China's Manufacturing Purchasing Managers' Index Falls - yet again!

China's manufacturing PMI May
China's Manufacturing Purchasing Managers' Index, best known as the  PMI, fell again in May, according to the latest data released by China's National Bureau of Statistics. This is is the fourth successive drop since February this year.

China says an index of the  PMI below its threshold, 50%, is a downturn in its manufacturing activities. That means, the activities have been down for four successive months, despite recording a substantial growth at the beginning of the year.

In response, understandably, the price of crude oil dropped significantly in the commodity markets on Wednesday.  

Oil price Wednesday
Crude oil prices - 31 May 2023

As of 10:45 GMT, the prices of WTI and Brent were $68.97 and $72.96 respectively. The price of LNG, liquified natural gas, was at $2.36.

The falling PMI means the manufacturing activities in the world's second largest economy remain a concern at many different economic levels.

The consumption of oil, for instance, may go down in proportion to the shrinking manufacturing activities. Perhaps the dwindling manufacturing activities may have stemmed from the cooling demand across the world that shows the prevailing headwinds in the global economy as a whole as well.

At present, China - along with India - are increasingly turning to cheap Russian oil in order to meet their respective domestic demands.
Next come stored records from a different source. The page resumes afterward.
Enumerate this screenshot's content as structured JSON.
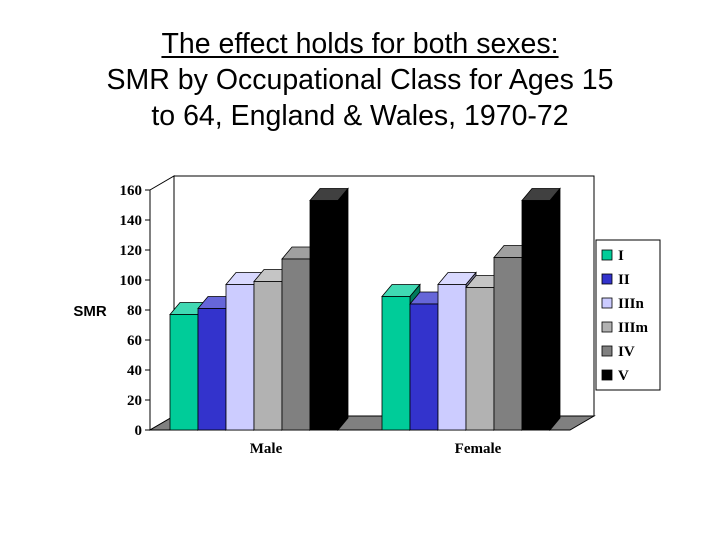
{
  "title_lines": [
    "The effect holds for both sexes:",
    "SMR by Occupational Class for Ages 15",
    "to 64, England & Wales, 1970-72"
  ],
  "colors": {
    "I": "#00cc99",
    "II": "#3333cc",
    "IIIn": "#ccccff",
    "IIIm": "#b2b2b2",
    "IV": "#808080",
    "V": "#000000",
    "wall": "#ffffff",
    "floor": "#808080"
  },
  "chart_data": {
    "type": "bar",
    "title": "SMR by Occupational Class for Ages 15 to 64, England & Wales, 1970-72",
    "xlabel": "",
    "ylabel": "SMR",
    "ylim": [
      0,
      160
    ],
    "yticks": [
      0,
      20,
      40,
      60,
      80,
      100,
      120,
      140,
      160
    ],
    "categories": [
      "Male",
      "Female"
    ],
    "series": [
      {
        "name": "I",
        "values": [
          77,
          89
        ]
      },
      {
        "name": "II",
        "values": [
          81,
          84
        ]
      },
      {
        "name": "IIIn",
        "values": [
          97,
          97
        ]
      },
      {
        "name": "IIIm",
        "values": [
          99,
          95
        ]
      },
      {
        "name": "IV",
        "values": [
          114,
          115
        ]
      },
      {
        "name": "V",
        "values": [
          153,
          153
        ]
      }
    ],
    "legend_position": "right",
    "grid": false,
    "style": "3d"
  }
}
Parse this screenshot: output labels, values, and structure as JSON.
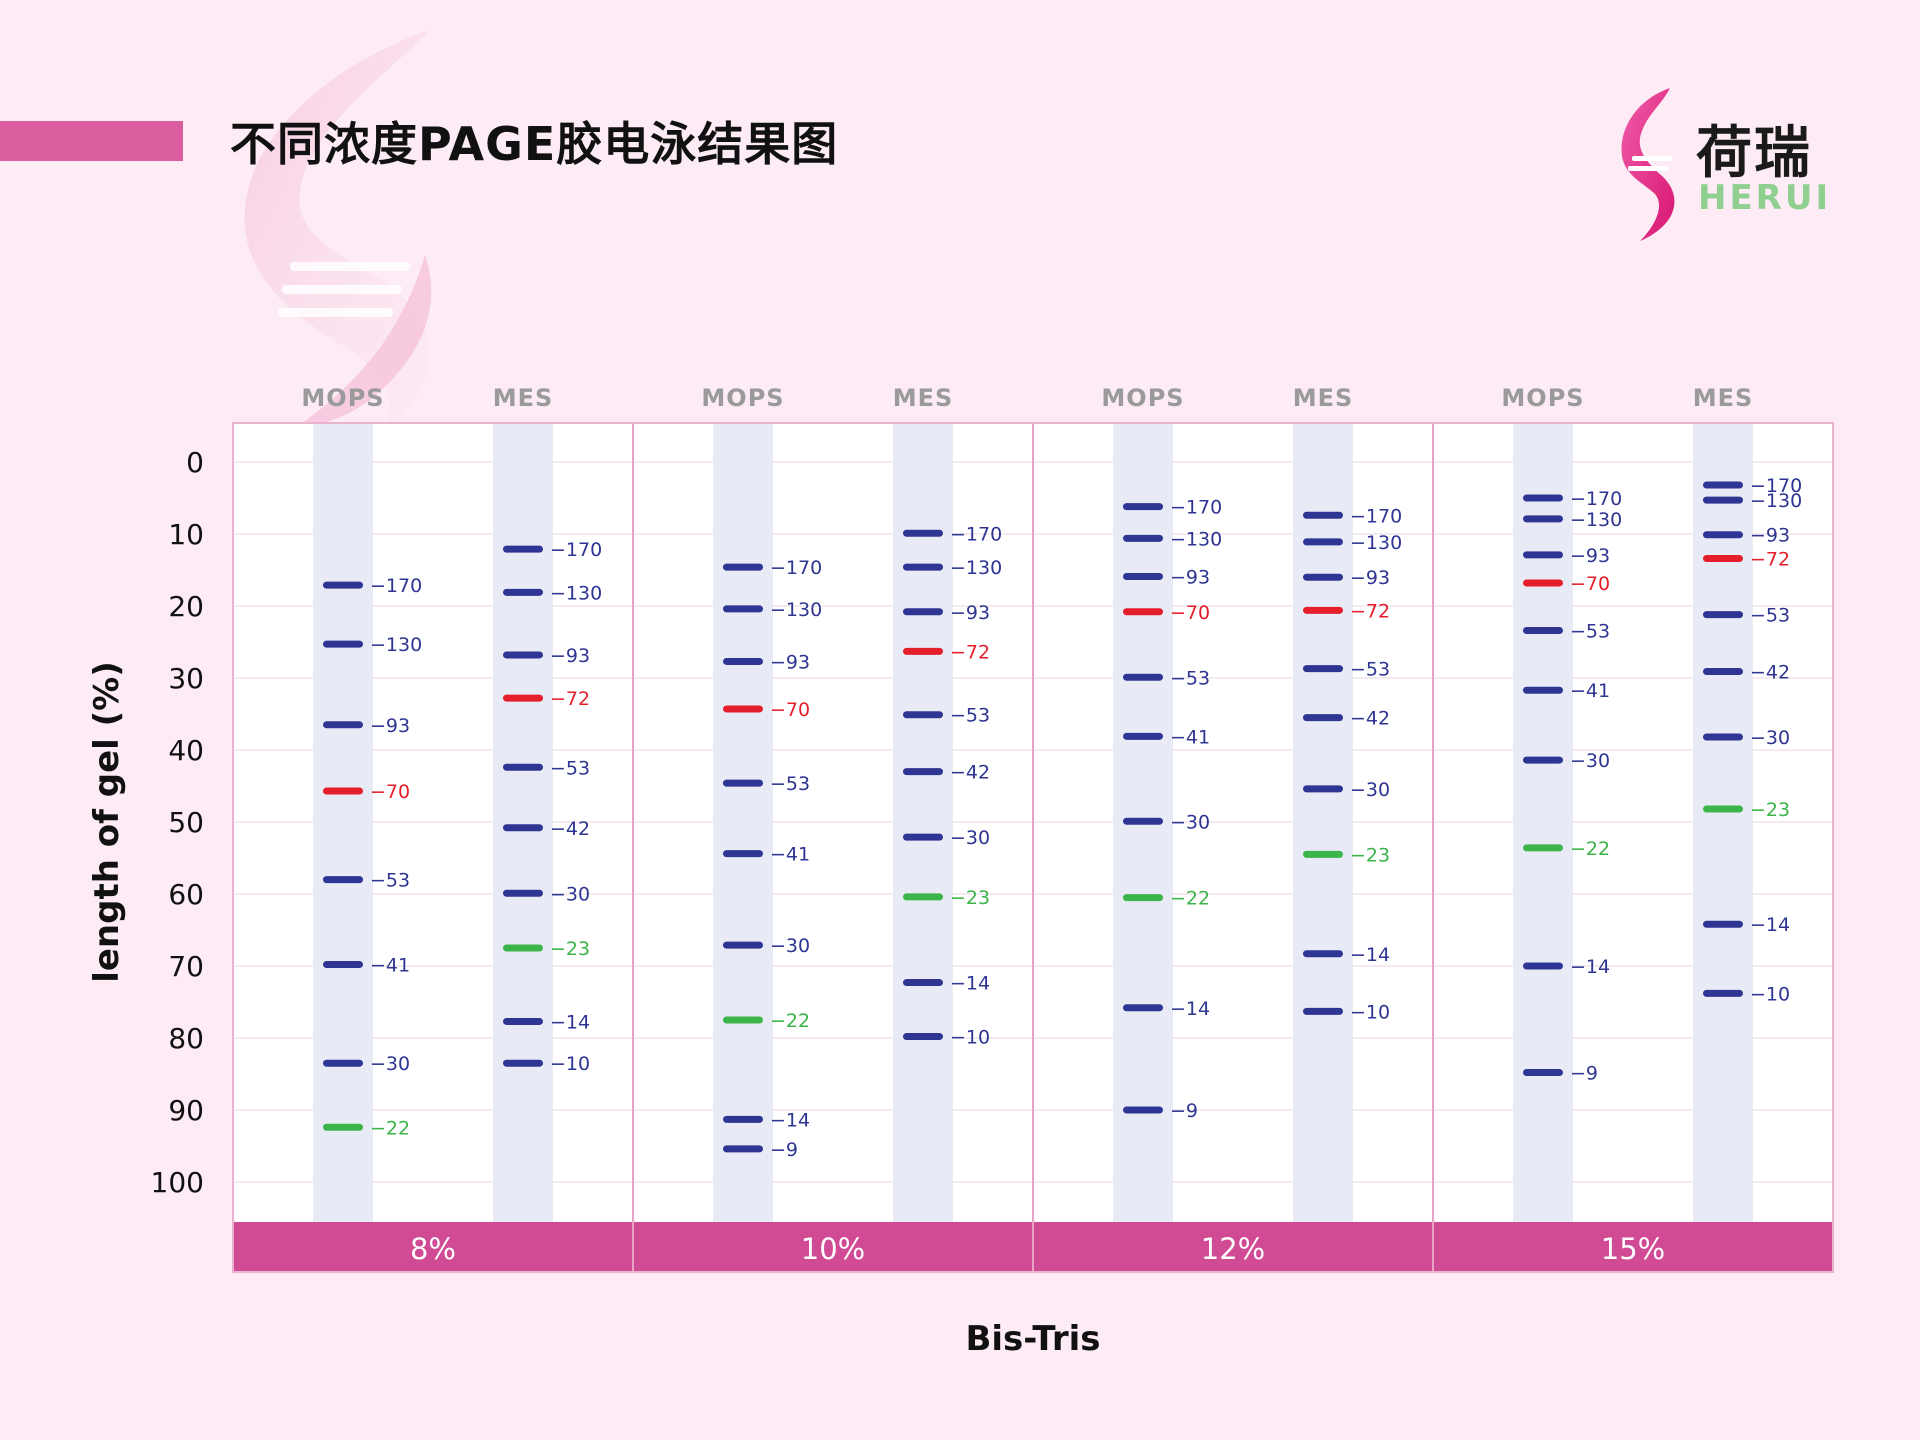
{
  "title": "不同浓度PAGE胶电泳结果图",
  "logo": {
    "cn": "荷瑞",
    "en": "HERUI"
  },
  "colors": {
    "background": "#fdebf5",
    "accent": "#da5d9f",
    "gel_footer": "#d04a94",
    "lane_fill": "#e8ebf6",
    "band_default": "#2e3592",
    "band_70_72": "#e41f2b",
    "band_22_23": "#3bb549"
  },
  "chart_data": {
    "type": "gel_electrophoresis",
    "title": "不同浓度PAGE胶电泳结果图",
    "ylabel": "length of gel (%)",
    "xlabel": "Bis-Tris",
    "ylim": [
      0,
      100
    ],
    "yticks": [
      0,
      10,
      20,
      30,
      40,
      50,
      60,
      70,
      80,
      90,
      100
    ],
    "y_inverted": true,
    "grid": true,
    "band_label_prefix": "−",
    "gels": [
      {
        "concentration": "8%",
        "lanes": [
          {
            "buffer": "MOPS",
            "bands": [
              {
                "kda": "170",
                "position": 17.1
              },
              {
                "kda": "130",
                "position": 25.3
              },
              {
                "kda": "93",
                "position": 36.5
              },
              {
                "kda": "70",
                "position": 45.7
              },
              {
                "kda": "53",
                "position": 58.0
              },
              {
                "kda": "41",
                "position": 69.8
              },
              {
                "kda": "30",
                "position": 83.5
              },
              {
                "kda": "22",
                "position": 92.4
              }
            ]
          },
          {
            "buffer": "MES",
            "bands": [
              {
                "kda": "170",
                "position": 12.1
              },
              {
                "kda": "130",
                "position": 18.1
              },
              {
                "kda": "93",
                "position": 26.8
              },
              {
                "kda": "72",
                "position": 32.8
              },
              {
                "kda": "53",
                "position": 42.4
              },
              {
                "kda": "42",
                "position": 50.8
              },
              {
                "kda": "30",
                "position": 59.9
              },
              {
                "kda": "23",
                "position": 67.5
              },
              {
                "kda": "14",
                "position": 77.7
              },
              {
                "kda": "10",
                "position": 83.5
              }
            ]
          }
        ]
      },
      {
        "concentration": "10%",
        "lanes": [
          {
            "buffer": "MOPS",
            "bands": [
              {
                "kda": "170",
                "position": 14.6
              },
              {
                "kda": "130",
                "position": 20.4
              },
              {
                "kda": "93",
                "position": 27.7
              },
              {
                "kda": "70",
                "position": 34.3
              },
              {
                "kda": "53",
                "position": 44.6
              },
              {
                "kda": "41",
                "position": 54.4
              },
              {
                "kda": "30",
                "position": 67.1
              },
              {
                "kda": "22",
                "position": 77.5
              },
              {
                "kda": "14",
                "position": 91.3
              },
              {
                "kda": "9",
                "position": 95.4
              }
            ]
          },
          {
            "buffer": "MES",
            "bands": [
              {
                "kda": "170",
                "position": 9.9
              },
              {
                "kda": "130",
                "position": 14.6
              },
              {
                "kda": "93",
                "position": 20.8
              },
              {
                "kda": "72",
                "position": 26.3
              },
              {
                "kda": "53",
                "position": 35.1
              },
              {
                "kda": "42",
                "position": 43.0
              },
              {
                "kda": "30",
                "position": 52.1
              },
              {
                "kda": "23",
                "position": 60.4
              },
              {
                "kda": "14",
                "position": 72.3
              },
              {
                "kda": "10",
                "position": 79.8
              }
            ]
          }
        ]
      },
      {
        "concentration": "12%",
        "lanes": [
          {
            "buffer": "MOPS",
            "bands": [
              {
                "kda": "170",
                "position": 6.2
              },
              {
                "kda": "130",
                "position": 10.6
              },
              {
                "kda": "93",
                "position": 15.9
              },
              {
                "kda": "70",
                "position": 20.8
              },
              {
                "kda": "53",
                "position": 29.9
              },
              {
                "kda": "41",
                "position": 38.1
              },
              {
                "kda": "30",
                "position": 49.9
              },
              {
                "kda": "22",
                "position": 60.5
              },
              {
                "kda": "14",
                "position": 75.8
              },
              {
                "kda": "9",
                "position": 90.0
              }
            ]
          },
          {
            "buffer": "MES",
            "bands": [
              {
                "kda": "170",
                "position": 7.4
              },
              {
                "kda": "130",
                "position": 11.1
              },
              {
                "kda": "93",
                "position": 16.0
              },
              {
                "kda": "72",
                "position": 20.6
              },
              {
                "kda": "53",
                "position": 28.7
              },
              {
                "kda": "42",
                "position": 35.5
              },
              {
                "kda": "30",
                "position": 45.4
              },
              {
                "kda": "23",
                "position": 54.5
              },
              {
                "kda": "14",
                "position": 68.3
              },
              {
                "kda": "10",
                "position": 76.3
              }
            ]
          }
        ]
      },
      {
        "concentration": "15%",
        "lanes": [
          {
            "buffer": "MOPS",
            "bands": [
              {
                "kda": "170",
                "position": 5.0
              },
              {
                "kda": "130",
                "position": 7.9
              },
              {
                "kda": "93",
                "position": 12.9
              },
              {
                "kda": "70",
                "position": 16.8
              },
              {
                "kda": "53",
                "position": 23.4
              },
              {
                "kda": "41",
                "position": 31.7
              },
              {
                "kda": "30",
                "position": 41.4
              },
              {
                "kda": "22",
                "position": 53.6
              },
              {
                "kda": "14",
                "position": 70.0
              },
              {
                "kda": "9",
                "position": 84.8
              }
            ]
          },
          {
            "buffer": "MES",
            "bands": [
              {
                "kda": "170",
                "position": 3.2
              },
              {
                "kda": "130",
                "position": 5.3
              },
              {
                "kda": "93",
                "position": 10.1
              },
              {
                "kda": "72",
                "position": 13.4
              },
              {
                "kda": "53",
                "position": 21.2
              },
              {
                "kda": "42",
                "position": 29.1
              },
              {
                "kda": "30",
                "position": 38.2
              },
              {
                "kda": "23",
                "position": 48.2
              },
              {
                "kda": "14",
                "position": 64.2
              },
              {
                "kda": "10",
                "position": 73.8
              }
            ]
          }
        ]
      }
    ]
  }
}
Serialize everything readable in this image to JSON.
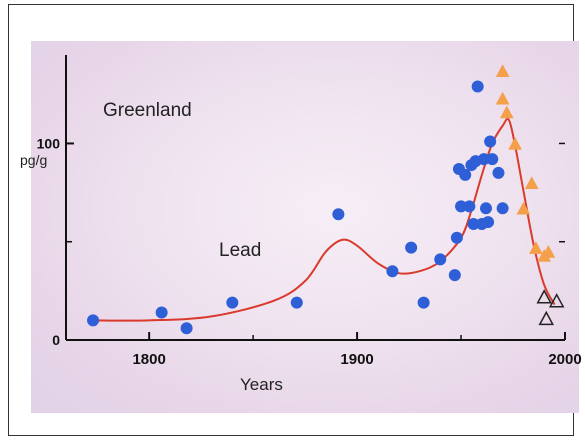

As a result, the traditional Middle Eastern suppliers appear to be feeling the pinch at present.

The recent outbursts by Prince Abdulaziz bin Salman, the Saudi oil minister, against the speculators, in this context,  are fully understandable. Saudi Arabia cannot afford to let oil prices go substantially below the current level that could potentially pose serious challenges for its current mega projects aiming at a post-oil era.

Breakeven price for oil Saudi Arabia



The estimated break-even price for crude oil for Saudi Arabia in 2023 is $80.90 and with the current prices hovering well below it may be causing a palpable apprehension among the Saudi policymakers. 

It shows the presence of black gold under your feet does not mean the extracting them to the surface is easy. The process costs the Kingdom much more than initial estimates; it, in fact,  has ballooned substantially from that of 2022,  in light of inflation, cost of materials and of course, labour.

In another development, Alexander Novak, the Russian deputy prime minister, took a diametrically opposite position recently when asked about the oil production cuts. He said that Russia would stick to the status quo, implying some strain in relationship between the two of the bigwigs of the OPEC+, Russia and Saudi Arabia.

The tone of Prince Abdulaziz in a recent discussion, meanwhile, clearly showed the frustration felt by the Kingdom due to falling oil prices. He literally warned the speculators against their practices, without spelling out the measures in the pipeline as a form of retaliation.

The ever expanding rift between China and the West is not in favour of either, though. If China suffers, the West will suffer too in the long run as the robust Chinese manufacturing is a key to the Western insatiable appetite for the cheap goods. 

In short, there will be no winners - in the end.